Oireachtas Joint and Select Committees

Wednesday, 14 December 2016

Joint Oireachtas Committee on Justice, Defence and Equality

General Scheme of the Equality/Disability (Miscellaneous Provisions) Bill: Discussion

9:00 am

Photo of Colette KelleherColette Kelleher (Independent) | Oireachtas source

Having worked with a disability organisation, I put myself forward for the working group on personalised budgets. I am still waiting to hear about a date for a meeting.

The ordinary rights of citizens are not realised if one has a disability. I was at a meeting in Cork on Monday about a massive shortfall in access to education in spite of legislation which was introduced. Deputy Micheál Martin raised it yesterday in the Dáil. In Cork, a child with autism moving into second level education has a poor chance of getting the place he or she needs. There are 81 classes for children with autism in primary schools, but only 41 at secondary school level in Cork. Children with autism experience significant anxieties with transitions and this significant change from primary to secondary creates problems not just in Cork, but throughout the country.

That is why the UN convention needs to be signed in order that pressure can be put on all the agencies, including the schools which choose not to set up autism classes because it is within their rights not to do so. I would like if the Minister of State would put on his lobbying hat. There is an Education (Admission to Schools) Bill coming through which could strengthen the powers of the National Council for Special Education to instruct schools to offer places with proper settings to children with educational special needs. A place without a decent setting for a child with autism is not a place at all.
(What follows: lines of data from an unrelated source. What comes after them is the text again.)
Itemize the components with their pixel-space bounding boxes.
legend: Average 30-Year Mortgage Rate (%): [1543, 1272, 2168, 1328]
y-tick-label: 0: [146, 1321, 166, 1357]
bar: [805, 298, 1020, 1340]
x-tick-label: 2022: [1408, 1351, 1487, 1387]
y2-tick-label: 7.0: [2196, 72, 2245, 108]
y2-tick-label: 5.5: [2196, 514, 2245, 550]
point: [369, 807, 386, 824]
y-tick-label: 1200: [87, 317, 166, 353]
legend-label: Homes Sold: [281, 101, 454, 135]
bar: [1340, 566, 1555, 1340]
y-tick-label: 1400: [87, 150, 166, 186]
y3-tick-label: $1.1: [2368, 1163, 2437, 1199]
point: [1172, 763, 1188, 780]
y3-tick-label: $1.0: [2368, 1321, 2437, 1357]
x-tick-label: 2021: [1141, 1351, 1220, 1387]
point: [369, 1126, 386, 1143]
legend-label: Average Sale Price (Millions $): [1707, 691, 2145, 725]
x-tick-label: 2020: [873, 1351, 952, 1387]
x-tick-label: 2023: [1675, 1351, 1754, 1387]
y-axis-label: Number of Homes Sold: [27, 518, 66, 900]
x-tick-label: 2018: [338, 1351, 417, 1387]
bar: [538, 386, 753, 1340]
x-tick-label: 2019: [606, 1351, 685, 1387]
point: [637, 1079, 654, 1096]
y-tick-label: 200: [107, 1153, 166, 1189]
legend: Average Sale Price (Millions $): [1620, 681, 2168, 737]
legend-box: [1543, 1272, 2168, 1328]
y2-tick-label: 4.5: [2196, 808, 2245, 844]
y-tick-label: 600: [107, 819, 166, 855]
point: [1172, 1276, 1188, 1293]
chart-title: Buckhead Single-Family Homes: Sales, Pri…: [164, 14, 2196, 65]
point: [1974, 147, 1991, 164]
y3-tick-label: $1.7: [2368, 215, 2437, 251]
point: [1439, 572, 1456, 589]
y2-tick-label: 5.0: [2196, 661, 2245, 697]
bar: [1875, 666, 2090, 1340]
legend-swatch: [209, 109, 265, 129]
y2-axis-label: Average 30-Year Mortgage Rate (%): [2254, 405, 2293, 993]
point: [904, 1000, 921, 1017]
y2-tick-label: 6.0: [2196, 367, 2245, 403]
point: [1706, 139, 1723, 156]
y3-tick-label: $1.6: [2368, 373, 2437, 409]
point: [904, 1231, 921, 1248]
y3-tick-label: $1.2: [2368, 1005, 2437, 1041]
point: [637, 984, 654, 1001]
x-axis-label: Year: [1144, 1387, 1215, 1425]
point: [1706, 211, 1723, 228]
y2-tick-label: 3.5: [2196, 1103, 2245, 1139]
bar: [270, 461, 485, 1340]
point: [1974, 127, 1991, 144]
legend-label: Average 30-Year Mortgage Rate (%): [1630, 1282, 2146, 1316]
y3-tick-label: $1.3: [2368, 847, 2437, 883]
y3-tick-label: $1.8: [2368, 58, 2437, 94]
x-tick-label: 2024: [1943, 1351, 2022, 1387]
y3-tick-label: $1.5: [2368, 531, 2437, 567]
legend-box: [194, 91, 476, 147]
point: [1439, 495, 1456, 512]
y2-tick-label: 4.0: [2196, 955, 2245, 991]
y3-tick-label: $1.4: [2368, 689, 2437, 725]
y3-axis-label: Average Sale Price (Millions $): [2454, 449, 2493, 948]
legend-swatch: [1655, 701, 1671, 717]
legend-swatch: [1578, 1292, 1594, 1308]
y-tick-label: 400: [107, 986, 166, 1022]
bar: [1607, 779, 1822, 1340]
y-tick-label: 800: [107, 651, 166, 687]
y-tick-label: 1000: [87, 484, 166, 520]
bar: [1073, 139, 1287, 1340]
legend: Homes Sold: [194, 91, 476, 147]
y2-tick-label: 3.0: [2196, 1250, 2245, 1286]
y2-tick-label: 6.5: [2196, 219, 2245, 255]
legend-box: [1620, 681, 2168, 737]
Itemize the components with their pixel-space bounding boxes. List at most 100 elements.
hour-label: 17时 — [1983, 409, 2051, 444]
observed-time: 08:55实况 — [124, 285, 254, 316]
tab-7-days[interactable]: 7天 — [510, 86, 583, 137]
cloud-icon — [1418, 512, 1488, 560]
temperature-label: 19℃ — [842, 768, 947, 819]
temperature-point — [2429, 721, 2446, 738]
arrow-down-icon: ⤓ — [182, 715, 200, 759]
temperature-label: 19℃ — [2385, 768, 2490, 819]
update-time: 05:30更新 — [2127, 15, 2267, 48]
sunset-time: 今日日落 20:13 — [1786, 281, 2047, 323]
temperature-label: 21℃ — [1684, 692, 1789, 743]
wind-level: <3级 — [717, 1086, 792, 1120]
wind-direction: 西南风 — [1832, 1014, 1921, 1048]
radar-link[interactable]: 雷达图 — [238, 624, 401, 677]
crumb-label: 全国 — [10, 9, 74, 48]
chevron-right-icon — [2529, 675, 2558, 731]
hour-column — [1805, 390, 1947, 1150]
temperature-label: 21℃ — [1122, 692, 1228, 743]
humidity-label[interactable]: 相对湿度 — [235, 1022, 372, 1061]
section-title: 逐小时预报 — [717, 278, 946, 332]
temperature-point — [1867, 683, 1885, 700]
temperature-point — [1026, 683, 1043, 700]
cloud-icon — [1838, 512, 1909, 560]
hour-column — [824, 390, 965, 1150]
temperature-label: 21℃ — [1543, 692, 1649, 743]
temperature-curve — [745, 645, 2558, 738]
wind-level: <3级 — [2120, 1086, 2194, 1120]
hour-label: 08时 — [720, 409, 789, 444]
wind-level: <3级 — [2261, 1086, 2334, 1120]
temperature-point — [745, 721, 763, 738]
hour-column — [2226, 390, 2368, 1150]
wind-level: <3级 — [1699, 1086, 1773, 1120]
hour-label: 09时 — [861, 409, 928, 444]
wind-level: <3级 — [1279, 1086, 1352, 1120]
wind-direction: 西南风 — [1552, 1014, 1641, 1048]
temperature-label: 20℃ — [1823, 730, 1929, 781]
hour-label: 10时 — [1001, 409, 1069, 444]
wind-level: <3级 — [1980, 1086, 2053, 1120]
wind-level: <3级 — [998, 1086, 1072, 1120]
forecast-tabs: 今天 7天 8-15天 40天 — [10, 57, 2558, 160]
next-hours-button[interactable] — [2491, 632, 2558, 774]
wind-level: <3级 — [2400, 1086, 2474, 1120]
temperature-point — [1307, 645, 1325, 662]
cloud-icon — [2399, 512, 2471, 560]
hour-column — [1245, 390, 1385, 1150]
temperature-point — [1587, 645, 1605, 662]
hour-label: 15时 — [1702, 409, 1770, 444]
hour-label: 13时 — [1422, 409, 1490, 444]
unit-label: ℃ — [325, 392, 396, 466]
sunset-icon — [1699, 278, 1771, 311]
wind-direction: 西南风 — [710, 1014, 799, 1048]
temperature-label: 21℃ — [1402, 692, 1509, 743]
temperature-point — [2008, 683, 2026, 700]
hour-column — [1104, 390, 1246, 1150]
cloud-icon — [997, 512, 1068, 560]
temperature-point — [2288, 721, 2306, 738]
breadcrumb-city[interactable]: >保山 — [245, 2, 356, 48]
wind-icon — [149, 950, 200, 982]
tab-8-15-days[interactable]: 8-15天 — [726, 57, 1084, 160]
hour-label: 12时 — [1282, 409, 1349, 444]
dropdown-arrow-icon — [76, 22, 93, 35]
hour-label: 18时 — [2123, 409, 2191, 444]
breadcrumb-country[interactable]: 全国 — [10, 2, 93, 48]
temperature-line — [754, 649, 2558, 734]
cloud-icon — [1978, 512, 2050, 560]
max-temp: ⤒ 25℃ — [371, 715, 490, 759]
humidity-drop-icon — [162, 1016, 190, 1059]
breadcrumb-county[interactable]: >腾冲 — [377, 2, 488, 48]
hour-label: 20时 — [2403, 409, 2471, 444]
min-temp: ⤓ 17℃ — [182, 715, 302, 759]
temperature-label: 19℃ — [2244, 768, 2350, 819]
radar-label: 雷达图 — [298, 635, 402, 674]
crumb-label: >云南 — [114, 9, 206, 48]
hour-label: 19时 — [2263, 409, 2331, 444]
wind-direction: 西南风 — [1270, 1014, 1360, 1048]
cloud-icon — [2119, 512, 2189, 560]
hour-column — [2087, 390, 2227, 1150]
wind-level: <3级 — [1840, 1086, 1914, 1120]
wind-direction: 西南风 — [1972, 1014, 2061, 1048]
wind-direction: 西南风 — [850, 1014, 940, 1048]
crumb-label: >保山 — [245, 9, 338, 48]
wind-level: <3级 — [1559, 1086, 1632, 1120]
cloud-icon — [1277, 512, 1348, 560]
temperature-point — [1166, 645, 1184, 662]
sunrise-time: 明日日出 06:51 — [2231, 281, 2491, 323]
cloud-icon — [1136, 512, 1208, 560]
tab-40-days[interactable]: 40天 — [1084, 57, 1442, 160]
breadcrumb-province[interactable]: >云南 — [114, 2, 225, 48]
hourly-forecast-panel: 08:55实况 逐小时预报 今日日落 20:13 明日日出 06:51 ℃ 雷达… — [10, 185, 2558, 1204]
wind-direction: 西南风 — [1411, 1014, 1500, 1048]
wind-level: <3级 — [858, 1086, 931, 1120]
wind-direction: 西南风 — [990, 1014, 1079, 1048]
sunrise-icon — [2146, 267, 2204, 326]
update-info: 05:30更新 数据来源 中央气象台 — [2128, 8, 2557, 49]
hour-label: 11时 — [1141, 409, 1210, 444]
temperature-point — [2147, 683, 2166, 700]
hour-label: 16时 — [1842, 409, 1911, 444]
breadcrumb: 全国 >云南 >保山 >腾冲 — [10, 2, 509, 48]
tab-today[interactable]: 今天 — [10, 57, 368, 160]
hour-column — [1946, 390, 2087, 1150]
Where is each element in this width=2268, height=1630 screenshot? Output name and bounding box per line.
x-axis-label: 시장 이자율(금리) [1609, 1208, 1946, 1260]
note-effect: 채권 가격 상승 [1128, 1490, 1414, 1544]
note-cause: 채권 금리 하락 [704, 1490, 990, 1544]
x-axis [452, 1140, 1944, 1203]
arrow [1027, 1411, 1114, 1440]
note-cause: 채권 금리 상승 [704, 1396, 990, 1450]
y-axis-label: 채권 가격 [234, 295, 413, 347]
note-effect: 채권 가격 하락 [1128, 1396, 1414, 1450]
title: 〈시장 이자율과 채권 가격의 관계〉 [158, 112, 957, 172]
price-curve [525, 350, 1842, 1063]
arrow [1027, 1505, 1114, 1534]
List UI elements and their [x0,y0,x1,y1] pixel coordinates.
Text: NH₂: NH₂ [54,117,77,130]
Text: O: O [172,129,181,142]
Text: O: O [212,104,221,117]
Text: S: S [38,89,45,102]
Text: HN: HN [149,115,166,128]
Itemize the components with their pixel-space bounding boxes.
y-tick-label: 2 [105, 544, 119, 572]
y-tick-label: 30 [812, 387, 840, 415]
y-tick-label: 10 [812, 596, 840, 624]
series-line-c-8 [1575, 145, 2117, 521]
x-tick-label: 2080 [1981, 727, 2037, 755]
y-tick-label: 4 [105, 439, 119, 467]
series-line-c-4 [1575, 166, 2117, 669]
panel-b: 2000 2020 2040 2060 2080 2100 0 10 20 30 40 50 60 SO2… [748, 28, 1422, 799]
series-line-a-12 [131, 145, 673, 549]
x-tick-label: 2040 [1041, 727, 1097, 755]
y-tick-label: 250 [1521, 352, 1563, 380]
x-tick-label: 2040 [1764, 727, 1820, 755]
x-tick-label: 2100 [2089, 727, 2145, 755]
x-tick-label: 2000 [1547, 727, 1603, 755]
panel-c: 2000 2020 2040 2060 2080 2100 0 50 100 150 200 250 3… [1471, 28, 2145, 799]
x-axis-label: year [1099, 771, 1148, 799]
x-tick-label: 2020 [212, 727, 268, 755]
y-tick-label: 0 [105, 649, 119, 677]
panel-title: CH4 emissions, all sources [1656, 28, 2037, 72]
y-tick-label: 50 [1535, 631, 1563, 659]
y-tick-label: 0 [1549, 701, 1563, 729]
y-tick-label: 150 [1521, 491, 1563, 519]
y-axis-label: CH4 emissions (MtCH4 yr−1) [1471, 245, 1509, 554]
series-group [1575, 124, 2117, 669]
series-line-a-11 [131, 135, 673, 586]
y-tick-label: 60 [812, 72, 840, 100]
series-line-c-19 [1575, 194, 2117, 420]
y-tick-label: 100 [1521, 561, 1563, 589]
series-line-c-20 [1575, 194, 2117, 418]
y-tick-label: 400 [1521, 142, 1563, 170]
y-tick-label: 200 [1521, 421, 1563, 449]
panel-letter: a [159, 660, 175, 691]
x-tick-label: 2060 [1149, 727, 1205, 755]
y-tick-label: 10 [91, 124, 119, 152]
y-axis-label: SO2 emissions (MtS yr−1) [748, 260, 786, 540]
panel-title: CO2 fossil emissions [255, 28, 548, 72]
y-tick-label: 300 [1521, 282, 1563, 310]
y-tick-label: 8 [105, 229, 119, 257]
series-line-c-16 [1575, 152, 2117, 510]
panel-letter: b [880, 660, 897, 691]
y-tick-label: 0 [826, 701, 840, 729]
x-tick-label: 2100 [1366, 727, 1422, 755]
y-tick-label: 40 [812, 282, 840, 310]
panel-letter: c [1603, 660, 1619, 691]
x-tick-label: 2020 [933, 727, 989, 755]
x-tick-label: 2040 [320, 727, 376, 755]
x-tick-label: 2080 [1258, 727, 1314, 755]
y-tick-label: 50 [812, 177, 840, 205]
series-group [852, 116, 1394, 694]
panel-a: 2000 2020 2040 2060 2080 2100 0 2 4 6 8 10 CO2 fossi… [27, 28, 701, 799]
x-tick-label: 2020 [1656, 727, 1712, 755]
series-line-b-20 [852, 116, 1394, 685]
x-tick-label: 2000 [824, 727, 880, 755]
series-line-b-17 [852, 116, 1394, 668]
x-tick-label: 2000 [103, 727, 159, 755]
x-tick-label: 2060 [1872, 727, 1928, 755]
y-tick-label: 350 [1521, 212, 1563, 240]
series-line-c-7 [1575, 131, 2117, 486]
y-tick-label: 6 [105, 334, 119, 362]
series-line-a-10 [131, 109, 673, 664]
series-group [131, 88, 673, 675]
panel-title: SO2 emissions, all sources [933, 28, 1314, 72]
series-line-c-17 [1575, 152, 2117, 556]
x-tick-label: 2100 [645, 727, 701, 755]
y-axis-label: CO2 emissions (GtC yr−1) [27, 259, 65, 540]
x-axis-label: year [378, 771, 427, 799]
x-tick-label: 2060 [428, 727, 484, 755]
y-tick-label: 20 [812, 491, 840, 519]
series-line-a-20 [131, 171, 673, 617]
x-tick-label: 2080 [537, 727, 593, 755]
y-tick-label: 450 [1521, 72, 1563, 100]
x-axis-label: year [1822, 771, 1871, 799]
Sinn Féin, the AAA-PBP and the Labour Party supported an amendment to the Bill which would strengthen the powers of the National Council for Special Education to ensure every child with autism could get a place in a class and take that dreadful anxiety out of the situation. A child with autism has the right to education, a job, a house and a decent life. We need the UN convention to be ratified.

I am concerned at the snail’s pace in the progress in dealing with congregated settings. There are people living in institutions throughout the country. I was responsible for some. They are not the right setting for people. People are not exercising ordinary rights. People have to go to bed at 6 o’clock and 7 o’clock because of shift patterns. That is not good enough and we should not accept it. The UN convention is really important for realising those rights for people living in institutions, children with autism and a whole range of others. I understand there have been some blockages but there is a huge urgency on this for people throughout the country.